Legal and lawyering processes
events
activities, tasks, and actions (what has been, is being, needs to be, will be done as part of the legal work)
Supporting technologies
Typical tools used to support activities in this practice context
Optional attachments
Platform-specific structure, like a HotDocs variable list
XML DTD, schema, or example
Revision history

Concept maps themselves should be stored as XML (validated by a DTD or schema) for consistency of structure and format, efficient search, and easy rendering on the OPT web site. We may also want to consider developing a “Practice Context Object Model,” analogous to the DOM (document object model), to support advanced applications.

Conclusion

OPT is about optimizing options — for legal professionals, for practice technologists, and for clients deciding how much of the lawyering “bundle” to buy. Its scope naturally extends to technology in the broadest sense of all the tools we and our clients bring to the distinctively legal work before us. Rather than some monolithic world of rigid standards and forced cooperation, it contemplates a loosely-coupled network of practitioners and tool providers, and the fruitful co-existence of both open and proprietary resources.

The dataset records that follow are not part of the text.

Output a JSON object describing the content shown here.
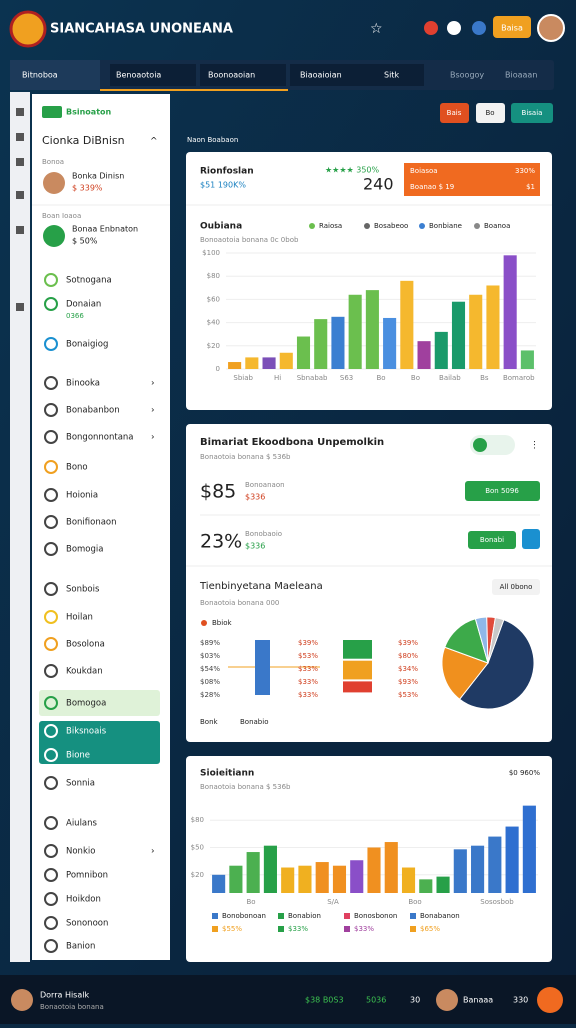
{
  "header": {
    "title": "SIANCAHASA UNONEANA",
    "button": "Baisa"
  },
  "tabs": [
    "Bitnoboa",
    "Benoaotoia",
    "Boonoaoian",
    "Biaoaioian",
    "Sitk",
    "Bsoogoy",
    "Bioaaan"
  ],
  "toolbar": [
    "Bais",
    "Bo",
    "Bisaia"
  ],
  "breadcrumb": "Naon Boabaon",
  "sidebar": {
    "badge": "Bsinoaton",
    "title": "Cionka DiBnisn",
    "profile": {
      "label": "Bonoa",
      "name": "Bonka Dinisn",
      "value": "$ 339%"
    },
    "profile2": {
      "label": "Boan Ioaoa",
      "name": "Bonaa Enbnaton",
      "value": "$ 50%"
    },
    "items": [
      "Sotnogana",
      "Donaian",
      "0366",
      "Bonaigiog",
      "Binooka",
      "Bonabanbon",
      "Bongonnontana",
      "Bono",
      "Hoionia",
      "Bonifionaon",
      "Bomogia",
      "Sonbois",
      "Hoilan",
      "Bosolona",
      "Koukdan",
      "Bomogoa",
      "Biksnoais",
      "Bione",
      "Sonnia",
      "Aiulans",
      "Nonkio",
      "Pomnibon",
      "Hoikdon",
      "Sononoon",
      "Banion"
    ]
  },
  "panel1": {
    "title": "Rionfoslan",
    "subtitle": "$51 190K%",
    "rating": "★★★★ 350%",
    "value": 240,
    "alert": {
      "title": "Boiasoa",
      "value": "330%",
      "sub": "Boanao $ 19",
      "sub2": "$1"
    },
    "chart": {
      "title": "Oubiana",
      "subtitle": "Bonoaotoia bonana 0c 0bob",
      "legend": [
        "Raiosa",
        "Bosabeoo",
        "Bonbiane",
        "Boanoa"
      ],
      "ylim": [
        0,
        100
      ],
      "yticks": [
        0,
        {
          "value": 20,
          "label": "$20"
        },
        {
          "value": 40,
          "label": "$40"
        },
        {
          "value": 60,
          "label": "$60"
        },
        {
          "value": 80,
          "label": "$80"
        },
        {
          "value": 100,
          "label": "$100"
        }
      ],
      "categories": [
        "Sbiab",
        "Hi",
        "Sbnabab",
        "S63",
        "Bo",
        "Bo",
        "Bailab",
        "Bs",
        "Bomarob"
      ],
      "values": [
        6,
        10,
        10,
        14,
        28,
        43,
        45,
        64,
        68,
        44,
        76,
        24,
        32,
        58,
        64,
        72,
        98,
        16
      ],
      "colors": [
        "#f0a020",
        "#f5b82e",
        "#7b4fb8",
        "#f5b82e",
        "#6bbf4e",
        "#6bbf4e",
        "#3b7fd1",
        "#6bbf4e",
        "#6bbf4e",
        "#4a8fe0",
        "#f5b82e",
        "#a0409e",
        "#1a9a6a",
        "#1a9a6a",
        "#f5b82e",
        "#f5b82e",
        "#8a4fc8",
        "#5cc06a"
      ]
    }
  },
  "panel2": {
    "title": "Bimariat Ekoodbona Unpemolkin",
    "subtitle": "Bonaotoia bonana $ 536b",
    "kpi1": {
      "value": "$85",
      "label": "Bonoanaon",
      "sub": "$336",
      "button": "Bon 5096"
    },
    "kpi2": {
      "value": "23%",
      "label": "Bonobaoio",
      "sub": "$336",
      "button": "Bonabi"
    },
    "section": "Tienbinyetana Maeleana",
    "section_sub": "Bonaotoia bonana 000",
    "dropdown": "All 0bono",
    "legend": "Bbiok",
    "label_columns": [
      [
        "$89%",
        "$03%",
        "$54%",
        "$08%",
        "$28%"
      ],
      [
        "$39%",
        "$53%",
        "$33%",
        "$33%",
        "$33%"
      ],
      [
        "$39%",
        "$80%",
        "$34%",
        "$93%",
        "$53%"
      ]
    ],
    "stack_a": {
      "values": [
        50
      ],
      "colors": [
        "#3a78c9"
      ]
    },
    "stack_b": {
      "values": [
        17,
        17,
        10
      ],
      "colors": [
        "#27a048",
        "#f0a020",
        "#e04030"
      ]
    },
    "pie": {
      "values": [
        55,
        20,
        15,
        4,
        3,
        3
      ],
      "colors": [
        "#1f3a64",
        "#f0901e",
        "#3daa4a",
        "#8fb8e8",
        "#e04a3a",
        "#c8c8c8"
      ]
    },
    "footer": [
      "Bonk",
      "Bonabio"
    ]
  },
  "panel3": {
    "title": "Sioieitiann",
    "subtitle": "Bonaotoia bonana $ 536b",
    "corner": "$0 960%",
    "chart": {
      "ylim": [
        0,
        100
      ],
      "yticks": [
        {
          "value": 20,
          "label": "$20"
        },
        {
          "value": 50,
          "label": "$50"
        },
        {
          "value": 80,
          "label": "$80"
        }
      ],
      "values": [
        20,
        30,
        45,
        52,
        28,
        30,
        34,
        30,
        36,
        50,
        56,
        28,
        15,
        18,
        48,
        52,
        62,
        73,
        96
      ],
      "colors": [
        "#3a78c9",
        "#4cb050",
        "#4cb050",
        "#27a048",
        "#f0b020",
        "#f0b020",
        "#f09020",
        "#f09020",
        "#8a4fc8",
        "#f09020",
        "#f09020",
        "#f0b020",
        "#4cb050",
        "#27a048",
        "#3a78c9",
        "#3a78c9",
        "#3a78c9",
        "#2f6fd0",
        "#2f6fd0"
      ],
      "x_labels": [
        "Bo",
        "S/A",
        "Boo",
        "Sososbob"
      ]
    },
    "legend": [
      {
        "name": "Bonobonoan",
        "color": "#3a78c9"
      },
      {
        "name": "Bonabion",
        "color": "#27a048"
      },
      {
        "name": "Bonosbonon",
        "color": "#e04060"
      },
      {
        "name": "Bonabanon",
        "color": "#3a78c9"
      },
      {
        "name": "$55%",
        "color": "#f0a020"
      },
      {
        "name": "$33%",
        "color": "#27a048"
      },
      {
        "name": "$33%",
        "color": "#a0409e"
      },
      {
        "name": "$65%",
        "color": "#f0a020"
      }
    ]
  },
  "footer": {
    "name": "Dorra Hisalk",
    "role": "Bonaotoia bonana",
    "stat1": "$38 B0S3",
    "stat2": "5036",
    "stat3": "30",
    "user": "Banaaa",
    "count": "330"
  }
}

Much of what good lawyers do cannot be replicated by computer systems. The “digital substitution” model of legal e-commerce is not a compelling one. But most of what good lawyers do can be accomplished much more effectively through appropriate automation. Call it the “digital enhancement” model. Better tools and better communication media make for better lawyers. Lawyers doing good work at reasonable prices is good for just about everyone.

We are at one of those special points in history where public good and private interest are closely aligned in a sector of human activity. Law is ripe for fundamental improvement through collaborative commerce in practice systems. The window of this opportunity is wide open, and will likely remain that way for at least a while. We’re still living in the ancient world of law office automation, and the open sourcerers among us have one of the best chances, in my opinion, of redeeming the unrealized promise of advanced legal technology. The oft-mentioned analogy of the human genome mapping project may not be too far afield, either in its magnitude of work or its astounding benefits.

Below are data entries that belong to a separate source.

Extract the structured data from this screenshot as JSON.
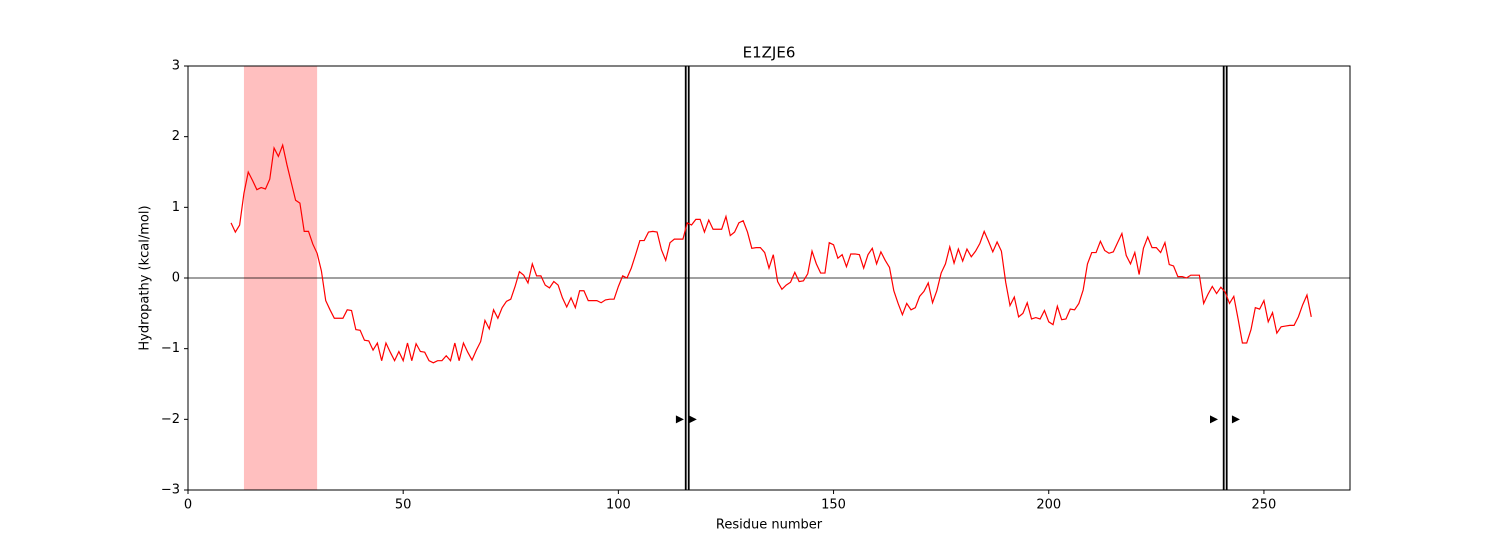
{
  "chart_data": {
    "type": "line",
    "title": "E1ZJE6",
    "xlabel": "Residue number",
    "ylabel": "Hydropathy (kcal/mol)",
    "x": [
      10,
      11,
      12,
      13,
      14,
      15,
      16,
      17,
      18,
      19,
      20,
      21,
      22,
      23,
      24,
      25,
      26,
      27,
      28,
      29,
      30,
      31,
      32,
      33,
      34,
      35,
      36,
      37,
      38,
      39,
      40,
      41,
      42,
      43,
      44,
      45,
      46,
      47,
      48,
      49,
      50,
      51,
      52,
      53,
      54,
      55,
      56,
      57,
      58,
      59,
      60,
      61,
      62,
      63,
      64,
      65,
      66,
      67,
      68,
      69,
      70,
      71,
      72,
      73,
      74,
      75,
      76,
      77,
      78,
      79,
      80,
      81,
      82,
      83,
      84,
      85,
      86,
      87,
      88,
      89,
      90,
      91,
      92,
      93,
      94,
      95,
      96,
      97,
      98,
      99,
      100,
      101,
      102,
      103,
      104,
      105,
      106,
      107,
      108,
      109,
      110,
      111,
      112,
      113,
      114,
      115,
      116,
      117,
      118,
      119,
      120,
      121,
      122,
      123,
      124,
      125,
      126,
      127,
      128,
      129,
      130,
      131,
      132,
      133,
      134,
      135,
      136,
      137,
      138,
      139,
      140,
      141,
      142,
      143,
      144,
      145,
      146,
      147,
      148,
      149,
      150,
      151,
      152,
      153,
      154,
      155,
      156,
      157,
      158,
      159,
      160,
      161,
      162,
      163,
      164,
      165,
      166,
      167,
      168,
      169,
      170,
      171,
      172,
      173,
      174,
      175,
      176,
      177,
      178,
      179,
      180,
      181,
      182,
      183,
      184,
      185,
      186,
      187,
      188,
      189,
      190,
      191,
      192,
      193,
      194,
      195,
      196,
      197,
      198,
      199,
      200,
      201,
      202,
      203,
      204,
      205,
      206,
      207,
      208,
      209,
      210,
      211,
      212,
      213,
      214,
      215,
      216,
      217,
      218,
      219,
      220,
      221,
      222,
      223,
      224,
      225,
      226,
      227,
      228,
      229,
      230,
      231,
      232,
      233,
      234,
      235,
      236,
      237,
      238,
      239,
      240,
      241,
      242,
      243,
      244,
      245,
      246,
      247,
      248,
      249,
      250,
      251,
      252,
      253,
      254,
      255,
      256,
      257,
      258,
      259,
      260,
      261
    ],
    "series": [
      {
        "color": "#ff0000",
        "values": [
          0.78,
          0.65,
          0.75,
          1.2,
          1.5,
          1.38,
          1.25,
          1.28,
          1.26,
          1.4,
          1.84,
          1.72,
          1.88,
          1.6,
          1.35,
          1.1,
          1.06,
          0.66,
          0.66,
          0.48,
          0.35,
          0.1,
          -0.32,
          -0.45,
          -0.57,
          -0.57,
          -0.57,
          -0.45,
          -0.46,
          -0.73,
          -0.74,
          -0.88,
          -0.89,
          -1.02,
          -0.92,
          -1.17,
          -0.92,
          -1.05,
          -1.17,
          -1.04,
          -1.17,
          -0.92,
          -1.17,
          -0.93,
          -1.04,
          -1.05,
          -1.17,
          -1.2,
          -1.17,
          -1.17,
          -1.1,
          -1.17,
          -0.92,
          -1.17,
          -0.92,
          -1.05,
          -1.16,
          -1.02,
          -0.9,
          -0.6,
          -0.72,
          -0.45,
          -0.57,
          -0.42,
          -0.33,
          -0.3,
          -0.12,
          0.09,
          0.04,
          -0.07,
          0.2,
          0.03,
          0.03,
          -0.1,
          -0.14,
          -0.05,
          -0.1,
          -0.28,
          -0.41,
          -0.28,
          -0.42,
          -0.18,
          -0.18,
          -0.32,
          -0.32,
          -0.32,
          -0.35,
          -0.31,
          -0.3,
          -0.3,
          -0.12,
          0.03,
          0.0,
          0.14,
          0.33,
          0.53,
          0.53,
          0.65,
          0.66,
          0.65,
          0.4,
          0.25,
          0.5,
          0.55,
          0.55,
          0.55,
          0.78,
          0.75,
          0.83,
          0.83,
          0.65,
          0.82,
          0.69,
          0.69,
          0.69,
          0.87,
          0.6,
          0.65,
          0.78,
          0.81,
          0.65,
          0.42,
          0.43,
          0.43,
          0.36,
          0.14,
          0.33,
          -0.05,
          -0.16,
          -0.1,
          -0.06,
          0.08,
          -0.05,
          -0.04,
          0.06,
          0.38,
          0.2,
          0.07,
          0.07,
          0.5,
          0.47,
          0.28,
          0.33,
          0.16,
          0.34,
          0.34,
          0.33,
          0.14,
          0.33,
          0.42,
          0.2,
          0.37,
          0.25,
          0.15,
          -0.18,
          -0.36,
          -0.52,
          -0.36,
          -0.45,
          -0.42,
          -0.26,
          -0.19,
          -0.07,
          -0.35,
          -0.18,
          0.07,
          0.2,
          0.44,
          0.21,
          0.41,
          0.24,
          0.41,
          0.3,
          0.38,
          0.49,
          0.66,
          0.52,
          0.37,
          0.51,
          0.38,
          -0.06,
          -0.39,
          -0.27,
          -0.55,
          -0.5,
          -0.35,
          -0.58,
          -0.56,
          -0.58,
          -0.46,
          -0.62,
          -0.66,
          -0.4,
          -0.59,
          -0.58,
          -0.44,
          -0.45,
          -0.36,
          -0.17,
          0.2,
          0.36,
          0.36,
          0.52,
          0.39,
          0.35,
          0.37,
          0.5,
          0.63,
          0.32,
          0.2,
          0.36,
          0.05,
          0.42,
          0.58,
          0.43,
          0.43,
          0.36,
          0.5,
          0.19,
          0.17,
          0.02,
          0.02,
          0.0,
          0.04,
          0.04,
          0.04,
          -0.36,
          -0.23,
          -0.12,
          -0.22,
          -0.13,
          -0.2,
          -0.36,
          -0.26,
          -0.58,
          -0.92,
          -0.92,
          -0.73,
          -0.42,
          -0.44,
          -0.32,
          -0.62,
          -0.49,
          -0.78,
          -0.69,
          -0.68,
          -0.67,
          -0.67,
          -0.55,
          -0.38,
          -0.24,
          -0.55
        ]
      }
    ],
    "span": [
      13,
      30
    ],
    "span_color": "#ffbfbf",
    "hline": 0,
    "vlines": [
      116,
      241
    ],
    "markers": {
      "x": [
        114.3,
        117.3,
        238.4,
        243.5
      ],
      "y": [
        -2,
        -2,
        -2,
        -2
      ]
    },
    "xlim": [
      0,
      270
    ],
    "ylim": [
      -3,
      3
    ],
    "xticks": [
      0,
      50,
      100,
      150,
      200,
      250
    ],
    "yticks": [
      {
        "value": -3,
        "label": "−3"
      },
      {
        "value": -2,
        "label": "−2"
      },
      {
        "value": -1,
        "label": "−1"
      },
      0,
      1,
      2,
      3
    ],
    "grid": false
  }
}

I think that one of the best hopes for dramatic productivity and quality gains in legal software lies in the emergence of shared standards, components, applications, and know-how through a new infrastructure of collaborative, open development.

[1] AmeriCounsel (http://www.americounsel.com), where the author served this past year as vice president for practice technology and “chief e-legal officer,” has been deeply involved in reconstructing the delivery of legal services through a combination of innovative business strategies, creative use of the Web, and other technologies. A central part of that effort involves systematizing vast territories of conventional legal practice. AmeriCounsel has begun to build and license software for case intake, document drafting, matter management, decision support, and related processes. The company seeks to move forward with hundreds of discrete legal services, jurisdictionalized eventually for all states and a growing list of countries, delivered by thousands of independent practitioners with the support of its online resources.

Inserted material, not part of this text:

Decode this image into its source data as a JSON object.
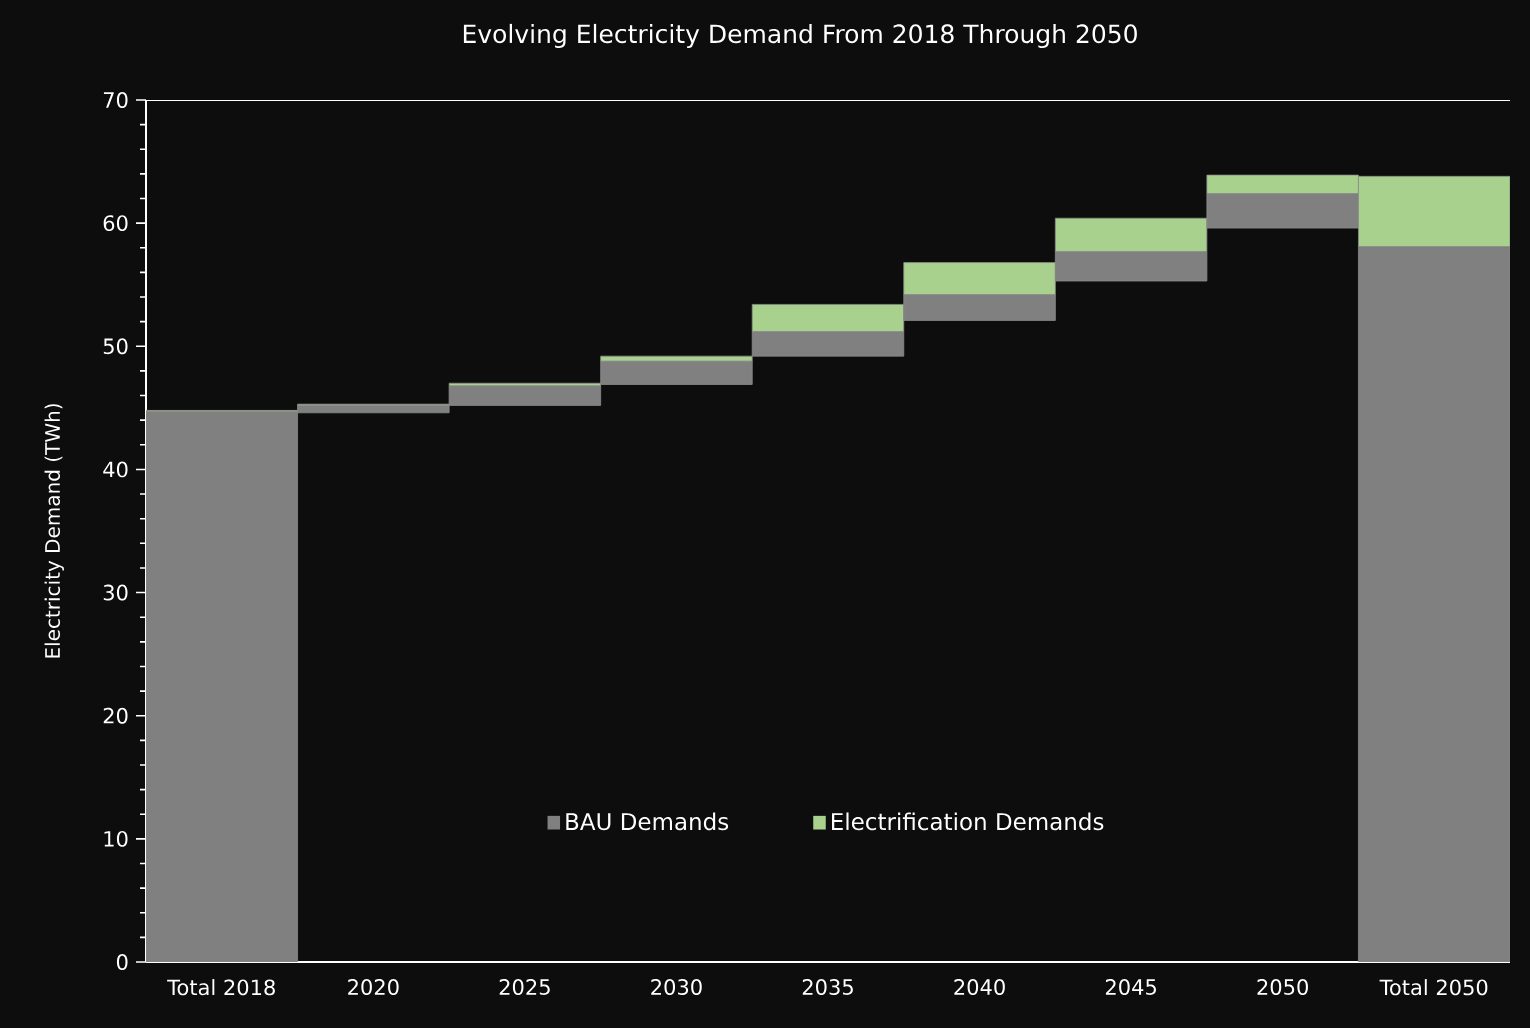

[2] There are a few bright counterexamples. If you happen to work with HotDocs, for instance, you can tap into a generous flow of knowledge exchange on the hotdocs-l listserve. Several auxiliary web sites have sprung up, with compilations of past posts and useful programming modules. (See, e.g., http://www.docauto.com/BOHDL/bohdlxx.htm and http://www.datarefresh.com/hotdocs.) Watching this collaborative activity in action gives me hope that ostensibly grandiose schemes like Open Practice Tools have a chance at success.

[3] See e.g. Thorne McCarty’s LLD, and the proceedings of the 1997 ontology workshop.